By Katie Engesser
Deacon Pedro Angucho’s road to the priesthood was filled with doubts, but as he prepares for his ordination he feels the people from the Brooklyn Diocese have given him confidence to fulfill his vocation.
“I see the presence of God in the people, so that people made me to think ‘yeah, you are going the right way,’” Deacon Pedro said.
His way to God and the priesthood began in Columbia. Though Deacon Pedro is from a small city called La Plata, his family is large. He has ten siblings, and it was one of his brothers who first planted the seed that led to his vocation.
“One of my older brothers, he told me, ‘you should be the priest of the family,’ and he put the idea in my mind,” Deacon Pedro recalled.
Since he was just a kid at the time, he thought nothing more of it until he entered high school and a Monsignor from his parish posed a similar question.
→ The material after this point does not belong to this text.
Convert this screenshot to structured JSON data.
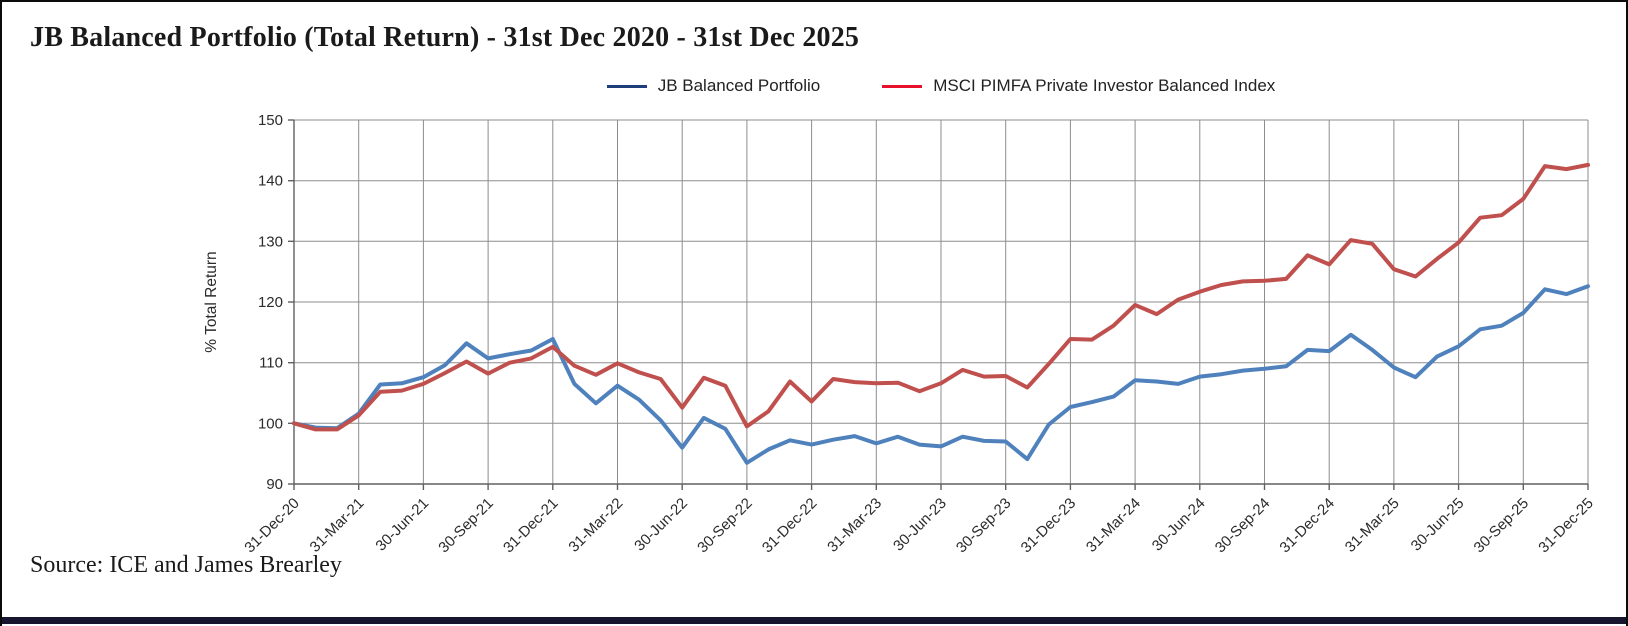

“He asked me, ‘are you a seminarian?,’ and I say ‘no, I’m not,” Deacon Pedro remember, “And once again he says, ‘you look like a seminarian no?’ ‘But I’m not.’ And then he told me, ‘but you’ve been thinking about it.’”
The truth was that Deacon Pedro was thinking about the priesthood, and at the urging of that Monsignor he decided to give the seminary a try. But doubt started to creep in, and he wondered if this really was the path God wanted him to follow. After a year, Deacon Pedro left his studies.
“I was afraid, you know?” Deacon Pedro explained.
For years Deacon Pedro went back and forth with his choice, struggling to answer God’s call but fearing that it wasn’t his true vocation. Then a priest from the Archdiocese of New York invited Deacon Pedro to study in America. He asked his Vocation Director what he should do. His answer was a quote by a popular pope and saint: “‘Do not be afraid,’ like John Paul II always said,” Deacon Pedro explained.
And so Deacon Pedro came to study in America, reconnecting with God and falling in love the Brooklyn Diocese. “Everybody was very kind,” he said of the priests and parishioners.
Now, Deacon Pedro is ready to give back to the community that helped him back on the road to the priesthood, and is looking forward to becoming a spiritual father to the people of the Brooklyn Diocese.
“The day that I get to say my first Mass and put my hands like that- that’s the most exciting to me.”